中国の鉄鋼市況が世界に先駆けて底打ち、反発はホンモノ?
「まだら模様」とはこのことをいうのだろう。中国の鋼材市場は今、強気、弱気の見方が目まぐるしく飛び交う、先行きの見えない展開が続いている。
「4兆元の景気刺激策への期待から、建材の需要は確実に高まってきた。年末ですでに底は打っている」。ある鉄鋼商社幹部の見方は極めて楽観的だ。一方、別の商社の中国担当幹部は「キャンセル騒ぎには縁がないと思っていた造船用厚板でも、中国品がダブつき始めている。発注規模が大きいので、すぐに数十万トン規模の在庫になりかねない。まだまだ厳しい状況が続くだろう」と不安を口にする。
担当者が見ている鋼材の品種や地域によって、まったく見え方が異なってしまう。それが、中国の鋼材市場の現状だ。
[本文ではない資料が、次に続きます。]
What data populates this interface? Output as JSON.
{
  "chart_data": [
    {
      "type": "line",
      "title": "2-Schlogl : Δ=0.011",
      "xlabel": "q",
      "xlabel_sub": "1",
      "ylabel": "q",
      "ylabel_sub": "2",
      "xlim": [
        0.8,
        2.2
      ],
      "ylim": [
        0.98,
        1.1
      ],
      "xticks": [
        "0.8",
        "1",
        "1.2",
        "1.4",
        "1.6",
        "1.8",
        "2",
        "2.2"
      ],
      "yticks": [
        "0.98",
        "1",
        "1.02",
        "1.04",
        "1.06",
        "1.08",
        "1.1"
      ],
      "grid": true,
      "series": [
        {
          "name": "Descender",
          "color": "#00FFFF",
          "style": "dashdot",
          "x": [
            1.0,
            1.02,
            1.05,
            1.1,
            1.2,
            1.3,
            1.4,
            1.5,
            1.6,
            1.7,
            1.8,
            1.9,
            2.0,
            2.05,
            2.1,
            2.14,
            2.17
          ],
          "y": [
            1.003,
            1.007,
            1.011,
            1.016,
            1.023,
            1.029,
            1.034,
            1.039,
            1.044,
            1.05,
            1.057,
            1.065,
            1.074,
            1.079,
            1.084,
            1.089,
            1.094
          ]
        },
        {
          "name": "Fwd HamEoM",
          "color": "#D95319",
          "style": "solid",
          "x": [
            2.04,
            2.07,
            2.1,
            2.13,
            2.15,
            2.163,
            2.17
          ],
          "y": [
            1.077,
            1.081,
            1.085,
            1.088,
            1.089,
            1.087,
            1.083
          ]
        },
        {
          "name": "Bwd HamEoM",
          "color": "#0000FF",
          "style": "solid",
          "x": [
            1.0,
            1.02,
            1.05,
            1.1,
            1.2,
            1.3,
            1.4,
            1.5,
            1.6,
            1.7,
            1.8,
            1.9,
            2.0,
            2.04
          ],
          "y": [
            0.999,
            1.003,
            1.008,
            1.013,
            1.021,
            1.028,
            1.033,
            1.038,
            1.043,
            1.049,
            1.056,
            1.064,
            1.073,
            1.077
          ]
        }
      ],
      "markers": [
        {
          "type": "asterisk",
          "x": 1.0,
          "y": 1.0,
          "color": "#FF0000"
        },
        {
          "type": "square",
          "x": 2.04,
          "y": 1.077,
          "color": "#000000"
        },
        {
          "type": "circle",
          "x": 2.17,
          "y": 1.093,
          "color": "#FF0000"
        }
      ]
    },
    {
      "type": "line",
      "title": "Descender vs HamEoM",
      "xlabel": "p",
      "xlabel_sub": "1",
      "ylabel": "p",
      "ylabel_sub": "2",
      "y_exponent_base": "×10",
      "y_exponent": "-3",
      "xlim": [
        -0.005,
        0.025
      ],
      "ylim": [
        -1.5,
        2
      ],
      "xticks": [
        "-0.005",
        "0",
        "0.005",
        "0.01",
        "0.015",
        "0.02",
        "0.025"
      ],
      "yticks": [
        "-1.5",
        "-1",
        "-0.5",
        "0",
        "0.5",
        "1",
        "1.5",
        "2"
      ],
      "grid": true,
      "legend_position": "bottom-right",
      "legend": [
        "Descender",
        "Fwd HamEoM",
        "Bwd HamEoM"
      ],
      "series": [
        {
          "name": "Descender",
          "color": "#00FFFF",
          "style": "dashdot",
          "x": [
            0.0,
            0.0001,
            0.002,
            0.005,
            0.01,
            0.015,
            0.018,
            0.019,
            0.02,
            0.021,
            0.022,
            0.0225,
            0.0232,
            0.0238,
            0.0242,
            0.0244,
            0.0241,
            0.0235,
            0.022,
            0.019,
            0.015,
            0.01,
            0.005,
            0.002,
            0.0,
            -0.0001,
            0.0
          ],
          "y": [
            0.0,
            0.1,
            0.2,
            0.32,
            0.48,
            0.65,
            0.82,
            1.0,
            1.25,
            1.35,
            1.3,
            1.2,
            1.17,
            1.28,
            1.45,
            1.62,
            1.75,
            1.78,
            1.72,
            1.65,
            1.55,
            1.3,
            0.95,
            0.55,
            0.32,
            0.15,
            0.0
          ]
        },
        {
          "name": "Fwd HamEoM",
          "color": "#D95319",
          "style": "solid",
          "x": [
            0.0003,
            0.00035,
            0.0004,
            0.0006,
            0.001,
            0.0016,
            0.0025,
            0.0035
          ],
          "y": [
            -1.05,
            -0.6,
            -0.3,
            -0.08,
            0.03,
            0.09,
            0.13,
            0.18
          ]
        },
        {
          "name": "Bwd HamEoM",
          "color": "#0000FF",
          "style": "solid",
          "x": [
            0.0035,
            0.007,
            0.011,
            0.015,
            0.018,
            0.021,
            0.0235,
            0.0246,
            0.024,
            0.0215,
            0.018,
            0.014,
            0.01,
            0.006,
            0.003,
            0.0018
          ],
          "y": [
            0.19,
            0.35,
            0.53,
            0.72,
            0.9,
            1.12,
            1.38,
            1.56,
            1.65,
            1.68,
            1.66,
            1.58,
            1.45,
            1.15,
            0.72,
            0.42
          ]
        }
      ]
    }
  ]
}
昨年の前半までは、まったく様相が異なっていた。前半はほとんどの品種、地域で生産、価格とも右肩上がりに高騰。北京五輪を間近に控え、大都市圏を中心として建設ラッシュが巻き起こっていたためだ。
投機資金が絡む形で、ショッピングモールやマンションが雨後のたけのこのように建てられ、鋼材需要が急増。右肩上がりの価格上昇が続くとの錯覚も生まれ、ついには素人までもが鋼材取引に参入するほど過熱。さまざまなツテを経由して、日本の鉄鋼商社にも買いのオーダーが殺到するほどだった。
しかし、実態はバブルだった。「真水だと100トン程度の引き合いが、日本に来るときには1000トンになってメーカーにバラまかれていた」(商社筋)。実は、2008年の年頭には、主要都市の住宅販売価格指数はピークを打ち、徐々にその勢いが衰え始めていた。北京五輪の喧噪が実需の弱まりを見えにくくし、そのことがバブル相場を長引かせた。
7月以降、鋼材見かけ消費は急減した(下グラフ参照)。にもかかわらず、環境規制のあった北京周辺の鉄鋼メーカーを除けば、大手各社は夏場も高生産を維持。荷動きが急速に鈍り在庫が積み上がる事態となった。秋口にかけて鋼材価格が急降下したのは、そのためである。